The bond is funding the replacement of 12 bridges, the resurfacing of 26 miles of roadway, and several smaller paving projects. In addition, highway department crews are maintaining 165 existing bridges, as well as 1,050 miles of unpaved roadway and 50 miles of paved roads.
Maintenance includes grading, correcting road profiles to improve drainage, adding gravel, filling potholes, smoothing washboard ridges, ditch cleaning, along with bridge maintenance.
A newly implemented preventive maintenance program for bridges includes guard rail repair, concrete grouting, washing deicing salt off bridges, and placing riprap beneath bridges to prevent scouring.
A Cat® 329E Hydraulic Excavator—utilized primarily by the bridge crew—helps county employees keep pace with the strenuous workload. “There’s a lot of work to be done by the bridge crew, and that piece is essential for them,” said Mitch Doht, county engineer and highway superintendent.
ON THE JOB
Tasks completed utilizing the 329E Excavator include placement of rip rap, sorting of rebar to recycle steel, ditch cleaning, the removal of debris from channels to prevent bridge damage, and tree removal.
Machine versatility is enhanced through the use of a variety of bucket sizes and types—including a ditch cleaning bucket and rock bucket—as well as other work tool attachments. A Center-Lock™ Pin Grabber Quick Coupler on the excavator enables the operator to switch buckets and other attachments in seconds without leaving the seat.
“A hydraulic thumb attached to the stick is elemental to the operation of the machine and its efficiency,” said Ryan Stastny, bridge crew foreman.
The hydraulic thumb is much easier to operate and improves work efficiency by 15 to 20 percent compared to a non-hydraulic thumb. “When I’m removing trees, that hydraulic thumb really speeds up the process. I can remove larger trees and larger amounts of trees,” said Stastny.
Product Link™ records show that the 329E is burning 4.0 gallons of fuel per hour in the year since it was purchased, an improvement compared to the machine that was replaced. “We think that’s really, really good,” said Doht. “It’s an efficient machine.”
On average, the 329E burns 3 percent less fuel than previous models. The Cat C7.1 ACERT engine also delivers more power, and meets Tier 4 Interim emission standards.
The machine has the flexibility of running on either ultra-low-sulfur (ULSD) fuel with 15 ppm of sulfur or less, or biodiesel (B20) fuel blended with ULSD.
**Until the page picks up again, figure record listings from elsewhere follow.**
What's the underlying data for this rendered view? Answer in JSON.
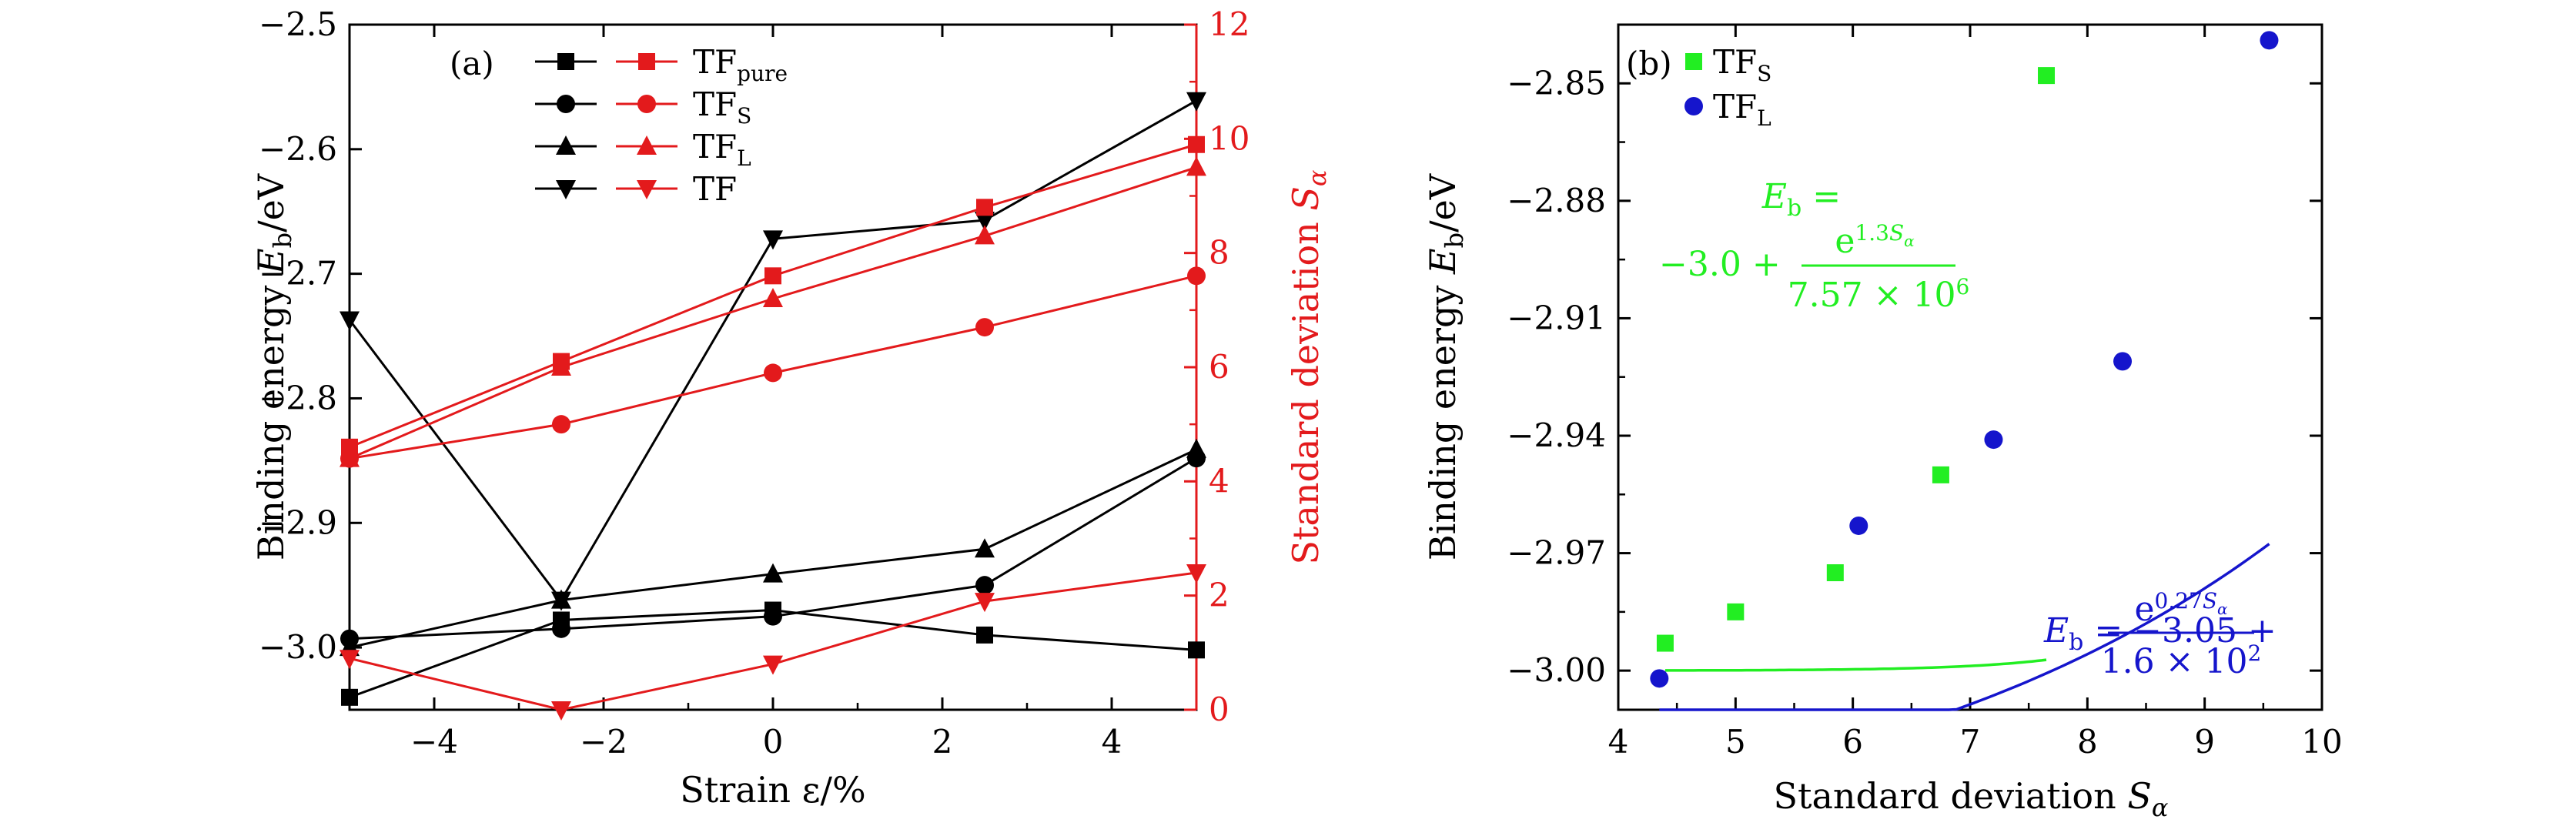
{
  "chart_data": [
    {
      "type": "line",
      "panel_label": "(a)",
      "xlabel": "Strain ε/%",
      "ylabel": "Binding energy E_b/eV",
      "ylabel_right": "Standard deviation S_α",
      "xlim": [
        -5,
        5
      ],
      "ylim": [
        -3.05,
        -2.5
      ],
      "ylim_right": [
        0,
        12
      ],
      "x_ticks": [
        -4,
        -2,
        0,
        2,
        4
      ],
      "x_tick_labels": [
        "−4",
        "−2",
        "0",
        "2",
        "4"
      ],
      "y_ticks": [
        -3.0,
        -2.9,
        -2.8,
        -2.7,
        -2.6,
        -2.5
      ],
      "y_tick_labels": [
        "−3.0",
        "−2.9",
        "−2.8",
        "−2.7",
        "−2.6",
        "−2.5"
      ],
      "y_right_ticks": [
        0,
        2,
        4,
        6,
        8,
        10,
        12
      ],
      "y_right_tick_labels": [
        "0",
        "2",
        "4",
        "6",
        "8",
        "10",
        "12"
      ],
      "x": [
        -5,
        -2.5,
        0,
        2.5,
        5
      ],
      "legend_position": "top-left",
      "legend": [
        {
          "label": "TF",
          "subscript": "pure",
          "marker": "square"
        },
        {
          "label": "TF",
          "subscript": "S",
          "marker": "circle"
        },
        {
          "label": "TF",
          "subscript": "L",
          "marker": "triangle-up"
        },
        {
          "label": "TF",
          "subscript": "",
          "marker": "triangle-down"
        }
      ],
      "series": [
        {
          "name": "TFpure binding energy",
          "axis": "left",
          "color": "#000000",
          "marker": "square",
          "values": [
            -3.04,
            -2.978,
            -2.97,
            -2.99,
            -3.002
          ]
        },
        {
          "name": "TFS binding energy",
          "axis": "left",
          "color": "#000000",
          "marker": "circle",
          "values": [
            -2.993,
            -2.985,
            -2.975,
            -2.95,
            -2.848
          ]
        },
        {
          "name": "TFL binding energy",
          "axis": "left",
          "color": "#000000",
          "marker": "triangle-up",
          "values": [
            -3.0,
            -2.962,
            -2.941,
            -2.921,
            -2.841
          ]
        },
        {
          "name": "TF binding energy",
          "axis": "left",
          "color": "#000000",
          "marker": "triangle-down",
          "values": [
            -2.737,
            -2.962,
            -2.672,
            -2.657,
            -2.561
          ]
        },
        {
          "name": "TFpure standard deviation",
          "axis": "right",
          "color": "#e31a1c",
          "marker": "square",
          "values": [
            4.6,
            6.1,
            7.6,
            8.8,
            9.9
          ]
        },
        {
          "name": "TFS standard deviation",
          "axis": "right",
          "color": "#e31a1c",
          "marker": "circle",
          "values": [
            4.4,
            5.0,
            5.9,
            6.7,
            7.6
          ]
        },
        {
          "name": "TFL standard deviation",
          "axis": "right",
          "color": "#e31a1c",
          "marker": "triangle-up",
          "values": [
            4.4,
            6.0,
            7.2,
            8.3,
            9.5
          ]
        },
        {
          "name": "TF standard deviation",
          "axis": "right",
          "color": "#e31a1c",
          "marker": "triangle-down",
          "values": [
            0.9,
            0.0,
            0.8,
            1.9,
            2.4
          ]
        }
      ]
    },
    {
      "type": "scatter",
      "panel_label": "(b)",
      "xlabel": "Standard deviation S_α",
      "ylabel": "Binding energy E_b/eV",
      "xlim": [
        4,
        10
      ],
      "ylim": [
        -3.01,
        -2.835
      ],
      "x_ticks": [
        4,
        5,
        6,
        7,
        8,
        9,
        10
      ],
      "x_tick_labels": [
        "4",
        "5",
        "6",
        "7",
        "8",
        "9",
        "10"
      ],
      "y_ticks": [
        -3.0,
        -2.97,
        -2.94,
        -2.91,
        -2.88,
        -2.85
      ],
      "y_tick_labels": [
        "−3.00",
        "−2.97",
        "−2.94",
        "−2.91",
        "−2.88",
        "−2.85"
      ],
      "legend_position": "top-left",
      "legend": [
        {
          "label": "TF",
          "subscript": "S",
          "marker": "square",
          "color": "#22ee22"
        },
        {
          "label": "TF",
          "subscript": "L",
          "marker": "circle",
          "color": "#1515cc"
        }
      ],
      "series": [
        {
          "name": "TFS",
          "color": "#22ee22",
          "marker": "square",
          "x": [
            4.4,
            5.0,
            5.85,
            6.75,
            7.65
          ],
          "y": [
            -2.993,
            -2.985,
            -2.975,
            -2.95,
            -2.848
          ]
        },
        {
          "name": "TFL",
          "color": "#1515cc",
          "marker": "circle",
          "x": [
            4.35,
            6.05,
            7.2,
            8.3,
            9.55
          ],
          "y": [
            -3.002,
            -2.963,
            -2.941,
            -2.921,
            -2.839
          ]
        }
      ],
      "fits": [
        {
          "series": "TFS",
          "color": "#22ee22",
          "a": -3.0,
          "b": 1.3,
          "c": 7570000.0,
          "x_range": [
            4.4,
            7.65
          ],
          "label_line1": "E_b =",
          "label_line2_prefix": "−3.0 +",
          "numerator": "e^{1.3S_α}",
          "denominator": "7.57 × 10^6"
        },
        {
          "series": "TFL",
          "color": "#1515cc",
          "a": -3.05,
          "b": 0.27,
          "c": 160.0,
          "x_range": [
            4.35,
            9.55
          ],
          "label_prefix": "E_b = −3.05 +",
          "numerator": "e^{0.27S_α}",
          "denominator": "1.6 × 10^2"
        }
      ]
    }
  ],
  "text": {
    "a_panel": "(a)",
    "a_xlabel": "Strain ε/%",
    "a_ylabel_main": "Binding energy ",
    "a_ylabel_E": "E",
    "a_ylabel_sub": "b",
    "a_ylabel_unit": "/eV",
    "a_yright_main": "Standard deviation ",
    "a_yright_S": "S",
    "a_yright_sub": "α",
    "b_panel": "(b)",
    "b_xlabel_main": "Standard deviation ",
    "b_xlabel_S": "S",
    "b_xlabel_sub": "α",
    "b_ylabel_main": "Binding energy ",
    "b_ylabel_E": "E",
    "b_ylabel_sub": "b",
    "b_ylabel_unit": "/eV",
    "fit1_E": "E",
    "fit1_b": "b",
    "fit1_eq": " =",
    "fit1_const": "−3.0 +",
    "fit1_num_e": "e",
    "fit1_num_exp": "1.3",
    "fit1_num_S": "S",
    "fit1_num_alpha": "α",
    "fit1_den": "7.57 × 10",
    "fit1_den_exp": "6",
    "fit2_E": "E",
    "fit2_b": "b",
    "fit2_const": " = −3.05 +",
    "fit2_num_e": "e",
    "fit2_num_exp": "0.27",
    "fit2_num_S": "S",
    "fit2_num_alpha": "α",
    "fit2_den": "1.6 × 10",
    "fit2_den_exp": "2"
  }
}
“We can burn what we buy—plain old, number two diesel,” said Pat O’Brien, shop foreman. “We don’t have to use any additives. It’s designed to run at 15 parts per million or less sulfur that are common in today’s fuels.”
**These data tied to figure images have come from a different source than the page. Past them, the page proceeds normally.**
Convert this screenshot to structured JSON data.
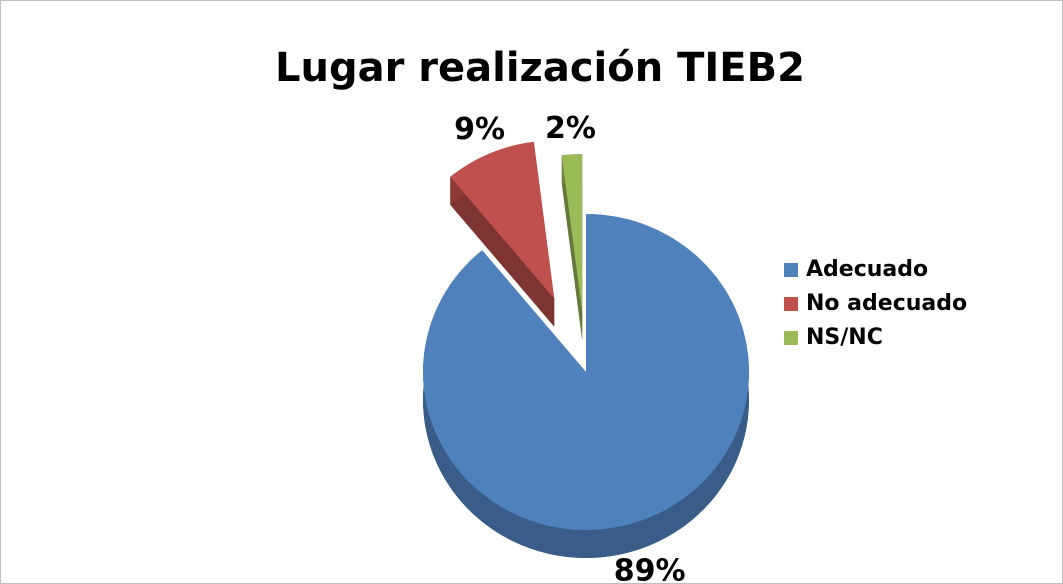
{
  "chart_data": {
    "type": "pie",
    "title": "Lugar realización TIEB2",
    "categories": [
      "Adecuado",
      "No adecuado",
      "NS/NC"
    ],
    "values": [
      89,
      9,
      2
    ],
    "value_labels": [
      "89%",
      "9%",
      "2%"
    ],
    "colors": [
      "#4f81bd",
      "#c0504d",
      "#9bbb59"
    ],
    "legend": "right"
  }
}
The excellent anticipated trade-in value of the unit was a large factor in the decision to purchase the machine, which was acquired using Life Cycle Costing. The county board made the purchase based on total cost of ownership, realizing the trade-in value at the end of our use of the machine would be excellent, Doht said.
TO SERVE AND PROTECT
Dealer service was another factor in the decision. “Our Cat dealer has been very responsive to our needs. Whatever we need, they have a solution,” said Doht.
Nebraska Machinery technicians handle all warranty work on the highway department’s fleet of 12 Cat machines, while county crews provide general maintenance with occasional assistance from the dealership. “A lot of times, they can help us fix a problem over the telephone,” O’Brien said. “Parts availability is excellent. If they don’t have it, most times they can get it to you the next day.”
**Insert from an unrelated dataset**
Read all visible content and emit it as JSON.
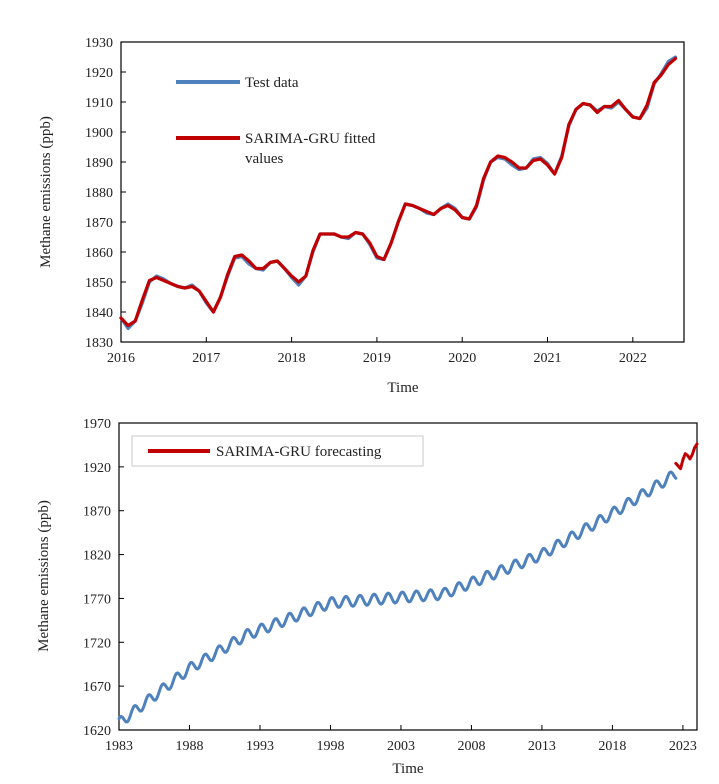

The operators are responsible for much of the machine maintenance, such as greasing. Stastny said of 329E maintenance, “The machine is very simple to service. Hydraulic and engine oil are easy to access and easy to drain.”
Service is augmented by the utilization of S•O•SSM Fluids Sampling, which O’Brien credits with saving the engine of a 163H Motor Grader. An oil sample revealed an elevated level of diesel fuel, which indicated undetected engine problems.
“We tore into the engine and found one injector was leaking fuel into the oil. If that went undetected, it probably would have diluted the oil and washed the bearings out or potentially caused extensive damage to the bottom end of the engine,” said O’Brien. “The oil sampling caught it, and saved the engine.”
In York County, that is how the highway department keeps pace with an increased workload.